Wednesday, May 7, 2014

Pretty great line about specialization

Neat story on NPR about Bryan Shaw, an assistant professor at Baylor (in chemistry):
Naturally enough, after his son's diagnosis, Shaw's first thoughts were to do whatever it took to save his son's life. 
But at some point, during the months of chemotherapy, radiation and ultimately surgery to remove his son's right eye to prevent the cancer from spreading to his brain, Bryan started thinking more like the scientist he is.  
He wondered what would have happened if the family camera had been programmed with software that could recognize leukocoria automatically. "If I would have had some software in it telling me, 'Hey, go get this checked out,' that would have sped up my son's diagnosis and the tumors would have been just a little bit smaller when we got to them. There might have been fewer," says Shaw. And maybe Noah's eye could have been saved. But there was no software.
Now, for most of us, that would have been that.

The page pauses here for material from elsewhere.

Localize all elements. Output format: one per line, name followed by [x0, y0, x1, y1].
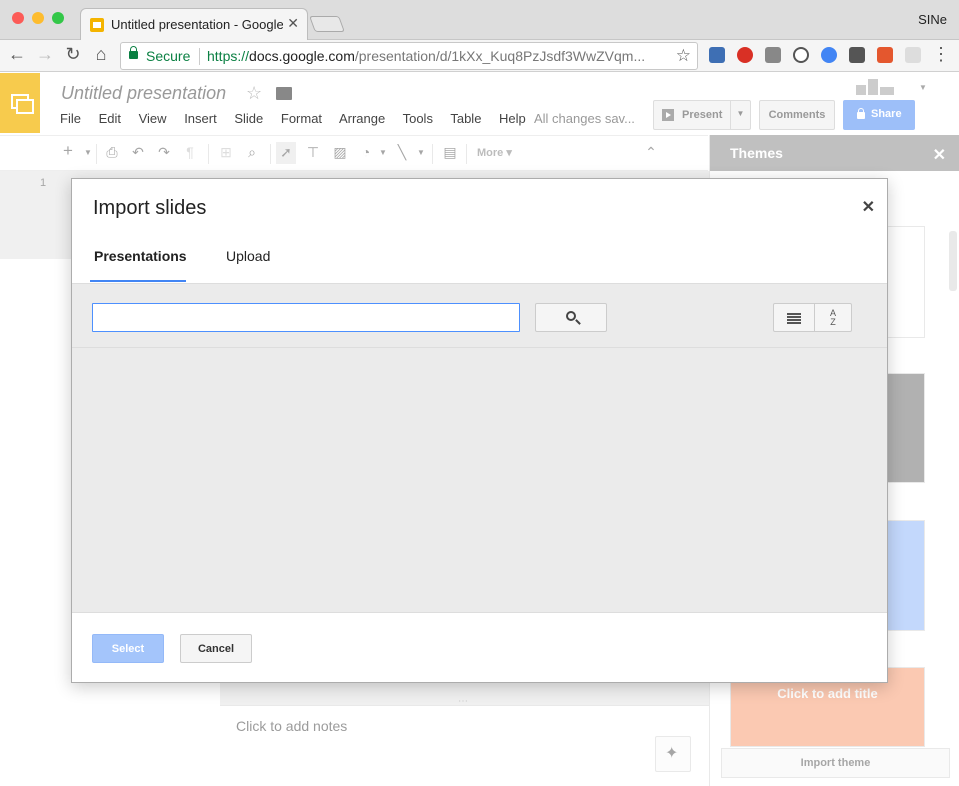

But Bryan Shaw, the inorganic chemist, figured what the heck, I'll become a software designer. 
"I was trained in this funny lab at Harvard called the [George] Whitesides Lab, where we scoffed at specialization," he says. "If you were just an inorganic chemist, you weren't cool. You had to go make it in areas totally outside your field."
I had to smile at that.  (And I still believe in specialization, but in this context, there is always room for individuals to learn new things.) 


  1. "Specialization is for insects". (Google the quote to see the rest of it.)

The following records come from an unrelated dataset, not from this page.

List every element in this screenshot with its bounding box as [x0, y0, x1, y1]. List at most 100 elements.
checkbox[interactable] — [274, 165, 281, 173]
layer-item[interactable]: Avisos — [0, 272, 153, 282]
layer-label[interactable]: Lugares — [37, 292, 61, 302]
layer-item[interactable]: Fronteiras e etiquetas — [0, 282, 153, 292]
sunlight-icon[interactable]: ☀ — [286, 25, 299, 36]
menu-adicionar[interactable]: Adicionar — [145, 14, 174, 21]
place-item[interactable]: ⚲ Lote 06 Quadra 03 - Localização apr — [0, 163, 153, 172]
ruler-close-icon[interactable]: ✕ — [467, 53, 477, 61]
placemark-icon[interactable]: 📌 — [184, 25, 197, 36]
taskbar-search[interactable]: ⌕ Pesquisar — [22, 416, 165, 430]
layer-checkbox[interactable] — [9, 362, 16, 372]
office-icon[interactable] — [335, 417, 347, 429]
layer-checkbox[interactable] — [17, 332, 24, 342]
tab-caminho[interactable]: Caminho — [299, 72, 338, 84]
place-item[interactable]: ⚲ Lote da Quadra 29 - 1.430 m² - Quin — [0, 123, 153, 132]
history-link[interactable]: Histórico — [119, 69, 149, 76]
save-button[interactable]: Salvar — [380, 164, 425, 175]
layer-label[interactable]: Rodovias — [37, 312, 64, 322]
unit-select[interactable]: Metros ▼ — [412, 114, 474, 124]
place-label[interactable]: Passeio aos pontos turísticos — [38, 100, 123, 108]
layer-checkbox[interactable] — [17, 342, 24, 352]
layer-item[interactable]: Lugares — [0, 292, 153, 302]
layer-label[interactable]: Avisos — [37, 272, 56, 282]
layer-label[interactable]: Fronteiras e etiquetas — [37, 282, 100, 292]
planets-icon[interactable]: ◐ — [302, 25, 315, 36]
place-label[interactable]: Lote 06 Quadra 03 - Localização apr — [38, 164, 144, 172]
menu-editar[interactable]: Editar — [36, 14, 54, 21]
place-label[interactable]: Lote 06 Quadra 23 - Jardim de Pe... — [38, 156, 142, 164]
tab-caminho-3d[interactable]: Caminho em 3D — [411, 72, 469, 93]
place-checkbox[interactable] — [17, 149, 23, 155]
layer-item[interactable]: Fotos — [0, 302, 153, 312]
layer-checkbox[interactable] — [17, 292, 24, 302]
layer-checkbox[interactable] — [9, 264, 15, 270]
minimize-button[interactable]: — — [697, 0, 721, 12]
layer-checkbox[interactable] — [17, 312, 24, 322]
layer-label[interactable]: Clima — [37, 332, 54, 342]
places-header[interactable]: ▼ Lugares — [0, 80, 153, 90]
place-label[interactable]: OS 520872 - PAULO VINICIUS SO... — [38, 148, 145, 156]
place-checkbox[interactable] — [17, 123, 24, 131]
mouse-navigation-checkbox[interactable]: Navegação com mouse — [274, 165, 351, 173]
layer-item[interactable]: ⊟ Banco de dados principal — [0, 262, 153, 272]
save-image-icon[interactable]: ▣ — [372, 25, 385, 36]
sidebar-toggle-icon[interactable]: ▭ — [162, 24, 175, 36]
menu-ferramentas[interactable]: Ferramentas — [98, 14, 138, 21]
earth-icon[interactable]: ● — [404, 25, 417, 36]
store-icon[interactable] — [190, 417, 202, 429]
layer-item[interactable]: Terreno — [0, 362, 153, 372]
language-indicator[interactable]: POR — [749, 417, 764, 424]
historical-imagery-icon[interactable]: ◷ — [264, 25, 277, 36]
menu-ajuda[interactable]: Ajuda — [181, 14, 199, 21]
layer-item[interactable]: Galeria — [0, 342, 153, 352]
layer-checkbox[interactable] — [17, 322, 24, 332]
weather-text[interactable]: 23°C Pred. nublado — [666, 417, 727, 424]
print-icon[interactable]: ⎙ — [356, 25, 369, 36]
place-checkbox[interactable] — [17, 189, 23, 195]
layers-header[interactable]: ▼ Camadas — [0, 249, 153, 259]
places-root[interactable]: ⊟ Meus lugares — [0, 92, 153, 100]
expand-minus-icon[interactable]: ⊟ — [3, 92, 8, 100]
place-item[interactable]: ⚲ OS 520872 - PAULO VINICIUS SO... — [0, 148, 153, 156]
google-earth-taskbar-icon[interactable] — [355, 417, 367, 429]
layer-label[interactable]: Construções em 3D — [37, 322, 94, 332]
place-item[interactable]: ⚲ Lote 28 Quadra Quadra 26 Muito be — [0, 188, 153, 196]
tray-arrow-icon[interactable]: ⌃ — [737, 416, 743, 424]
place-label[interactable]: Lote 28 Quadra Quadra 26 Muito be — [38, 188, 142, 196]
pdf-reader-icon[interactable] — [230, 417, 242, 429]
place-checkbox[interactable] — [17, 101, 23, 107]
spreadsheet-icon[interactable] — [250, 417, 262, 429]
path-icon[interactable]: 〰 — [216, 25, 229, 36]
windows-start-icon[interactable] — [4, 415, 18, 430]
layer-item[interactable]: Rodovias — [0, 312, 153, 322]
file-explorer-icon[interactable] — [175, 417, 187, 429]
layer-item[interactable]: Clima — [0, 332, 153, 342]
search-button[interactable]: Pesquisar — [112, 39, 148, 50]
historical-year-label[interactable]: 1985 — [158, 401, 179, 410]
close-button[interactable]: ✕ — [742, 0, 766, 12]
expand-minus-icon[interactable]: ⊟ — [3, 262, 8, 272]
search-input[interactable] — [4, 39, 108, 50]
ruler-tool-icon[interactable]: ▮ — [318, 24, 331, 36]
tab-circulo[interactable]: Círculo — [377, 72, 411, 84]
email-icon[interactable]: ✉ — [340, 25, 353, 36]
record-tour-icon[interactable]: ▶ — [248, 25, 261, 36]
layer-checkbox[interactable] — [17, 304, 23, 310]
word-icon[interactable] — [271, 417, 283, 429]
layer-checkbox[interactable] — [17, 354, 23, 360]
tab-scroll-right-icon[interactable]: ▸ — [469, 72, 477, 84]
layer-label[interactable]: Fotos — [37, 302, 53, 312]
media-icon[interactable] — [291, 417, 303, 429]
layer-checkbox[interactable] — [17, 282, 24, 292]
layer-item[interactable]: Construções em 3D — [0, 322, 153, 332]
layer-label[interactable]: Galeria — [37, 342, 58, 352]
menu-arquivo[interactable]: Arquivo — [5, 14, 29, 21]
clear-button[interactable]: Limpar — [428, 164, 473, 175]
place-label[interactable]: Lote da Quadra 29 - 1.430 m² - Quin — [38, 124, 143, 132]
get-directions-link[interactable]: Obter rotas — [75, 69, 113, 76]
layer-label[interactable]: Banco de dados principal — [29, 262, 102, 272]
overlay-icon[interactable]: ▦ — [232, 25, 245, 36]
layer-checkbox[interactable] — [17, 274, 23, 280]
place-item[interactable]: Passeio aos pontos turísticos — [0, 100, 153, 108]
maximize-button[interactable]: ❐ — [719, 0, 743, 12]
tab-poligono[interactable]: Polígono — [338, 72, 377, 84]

    Life is already full of people trying to put you in a box. Don't make it easier on them by self-labeling yourself.

  2. Another reminder that I'm doomed because I didn't work for anybody famous, or half-famous. Time to learn how to weld at the local community college Im now teaching Chem at....

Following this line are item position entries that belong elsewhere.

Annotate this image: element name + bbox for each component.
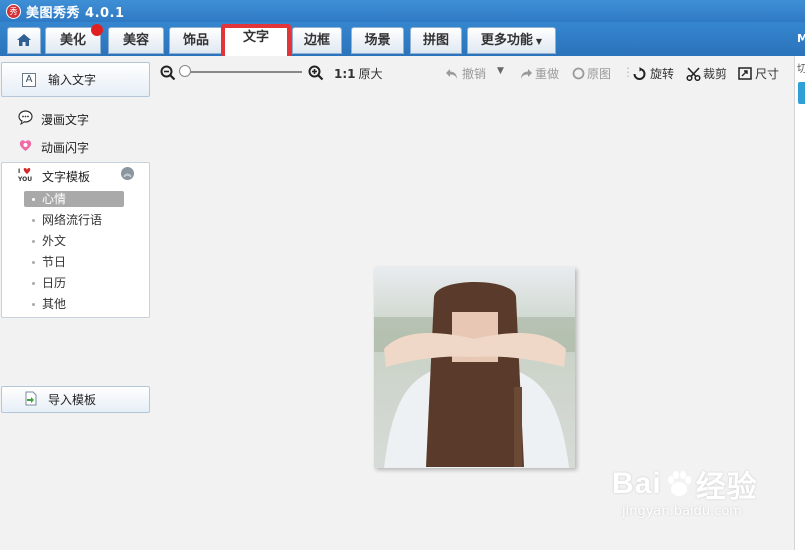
tab-frame[interactable]: 边框 — [292, 27, 342, 54]
right-panel-tab[interactable] — [798, 82, 805, 104]
original-size-button[interactable]: 1:1 原大 — [334, 65, 383, 82]
text-a-icon: A — [22, 72, 36, 87]
template-header[interactable]: I YOU 文字模板 — [17, 167, 91, 185]
canvas-photo[interactable] — [374, 267, 575, 468]
tab-collage-label: 拼图 — [422, 33, 449, 48]
watermark-brand-left: Bai — [612, 467, 662, 500]
app-logo: 秀 — [6, 3, 21, 19]
comic-text-label: 漫画文字 — [41, 112, 90, 127]
zoom-slider-handle[interactable] — [179, 65, 191, 77]
template-item-internet-slang[interactable]: 网络流行语 — [24, 212, 124, 228]
template-item-calendar[interactable]: 日历 — [24, 275, 124, 291]
tab-text-label: 文字 — [242, 30, 269, 45]
zoom-in-icon — [308, 65, 324, 81]
right-side-panel: 切 — [794, 56, 805, 550]
template-item-mood[interactable]: 心情 — [24, 191, 124, 207]
title-bar: 秀 美图秀秀 4.0.1 — [0, 0, 805, 22]
tab-text[interactable]: 文字 — [221, 24, 291, 56]
tab-accessories[interactable]: 饰品 — [169, 27, 223, 54]
import-template-label: 导入模板 — [48, 393, 97, 407]
input-text-label: 输入文字 — [48, 73, 97, 87]
undo-button[interactable]: 撤销 — [445, 65, 486, 82]
template-item-holiday[interactable]: 节日 — [24, 254, 124, 270]
resize-button[interactable]: 尺寸 — [738, 65, 779, 82]
main-tab-bar: 美化 美容 饰品 文字 边框 场景 拼图 更多功能 ▼ M — [0, 22, 805, 56]
right-panel-label: 切 — [797, 64, 805, 75]
animated-text-label: 动画闪字 — [41, 140, 90, 155]
i-love-you-icon: I YOU — [17, 167, 34, 185]
zoom-in-button[interactable] — [308, 65, 324, 81]
text-template-panel: I YOU 文字模板 ︽ 心情 网络流行语 外文 节日 日历 其他 — [1, 162, 150, 318]
original-image-button[interactable]: 原图 — [572, 65, 611, 82]
tab-accessories-label: 饰品 — [182, 33, 209, 48]
home-icon — [17, 34, 31, 46]
zoom-slider-track[interactable] — [182, 71, 302, 73]
resize-label: 尺寸 — [755, 67, 780, 81]
zoom-ratio-label: 1:1 — [334, 66, 356, 81]
baidu-jingyan-watermark: Bai 经验 jingyan.baidu.com — [612, 462, 758, 519]
rotate-button[interactable]: 旋转 — [632, 65, 674, 82]
animated-text-link[interactable]: 动画闪字 — [18, 138, 89, 156]
tab-collage[interactable]: 拼图 — [410, 27, 462, 54]
svg-text:I: I — [18, 168, 20, 175]
speech-bubble-icon — [18, 110, 33, 128]
template-header-label: 文字模板 — [42, 169, 91, 184]
tab-beauty-label: 美容 — [122, 33, 149, 48]
redo-icon — [521, 68, 532, 79]
photo-image — [374, 267, 575, 468]
crop-button[interactable]: 裁剪 — [686, 65, 727, 82]
tab-scene-label: 场景 — [364, 33, 391, 48]
template-item-foreign[interactable]: 外文 — [24, 233, 124, 249]
undo-icon — [446, 68, 457, 79]
original-image-icon — [572, 67, 585, 80]
svg-text:YOU: YOU — [18, 176, 32, 182]
redo-label: 重做 — [535, 67, 560, 81]
original-size-label: 原大 — [358, 67, 383, 81]
tab-beautify[interactable]: 美化 — [45, 24, 103, 54]
undo-label: 撤销 — [462, 67, 487, 81]
input-text-button[interactable]: A 输入文字 — [1, 62, 150, 97]
tab-more-features[interactable]: 更多功能 ▼ — [467, 27, 556, 54]
tab-frame-label: 边框 — [303, 33, 330, 48]
notification-badge — [91, 24, 103, 36]
original-image-label: 原图 — [587, 67, 612, 81]
tab-more-features-label: 更多功能 — [480, 33, 533, 48]
redo-button[interactable]: 重做 — [518, 65, 559, 82]
watermark-brand-right: 经验 — [695, 471, 758, 504]
tab-beautify-label: 美化 — [59, 33, 86, 48]
resize-icon — [738, 67, 752, 80]
comic-text-link[interactable]: 漫画文字 — [18, 110, 89, 128]
crop-label: 裁剪 — [703, 67, 728, 81]
home-button[interactable] — [7, 27, 41, 54]
zoom-out-icon — [160, 65, 176, 81]
watermark-url: jingyan.baidu.com — [622, 504, 742, 519]
rotate-label: 旋转 — [650, 67, 675, 81]
dropdown-caret-icon: ▼ — [535, 37, 543, 46]
left-panel: A 输入文字 漫画文字 动画闪字 I YOU 文字模板 ︽ 心情 网络流行语 外文… — [0, 56, 160, 550]
baidu-paw-icon — [667, 471, 691, 496]
collapse-chevron-icon[interactable]: ︽ — [121, 167, 134, 180]
scissors-icon — [686, 66, 701, 81]
undo-dropdown-icon[interactable]: ▼ — [497, 66, 504, 76]
import-file-icon — [24, 391, 38, 409]
zoom-out-button[interactable] — [160, 65, 176, 81]
template-item-other[interactable]: 其他 — [24, 296, 124, 312]
rotate-icon — [633, 66, 646, 80]
tab-scene[interactable]: 场景 — [351, 27, 404, 54]
edit-toolbar: 1:1 原大 撤销 ▼ 重做 原图 ⋮ 旋转 裁剪 尺寸 — [160, 62, 790, 84]
tab-beauty[interactable]: 美容 — [108, 27, 164, 54]
import-template-button[interactable]: 导入模板 — [1, 386, 150, 413]
flash-heart-icon — [18, 138, 33, 156]
window-control-partial[interactable]: M — [797, 32, 805, 46]
app-title: 美图秀秀 4.0.1 — [26, 5, 125, 21]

  3. The fact is that you can't specialise technically/academically without picking up other general, transferrable skills along the way. The above story is a case in point - whist Shaw was a specialist chemist in order to do that he'd had to pick up a broader set of skills around how to solve technical problems and rapidly develop knowledge about new areas. It is these skills that he has used to make progress in this new area.

    Essentially you can really view this in one of two ways:
    1) We can never really truly specialise because becoming an expert requires development of transferrable skills. Or,
    2) We should be afraid of becoming an expert because we can transfer a lot of the important skills outside the technical area - we just need to be aware that we have these skills.

    Although I do agree somewhat with NMH's comment regarding the importance of pedigree in academic chemistry (especially in the US). Name dropping seems to happen all the time. George Whitesides is a fantastic chemist, but I doubt that he is the only academic to encourage his students to think broadly about problems.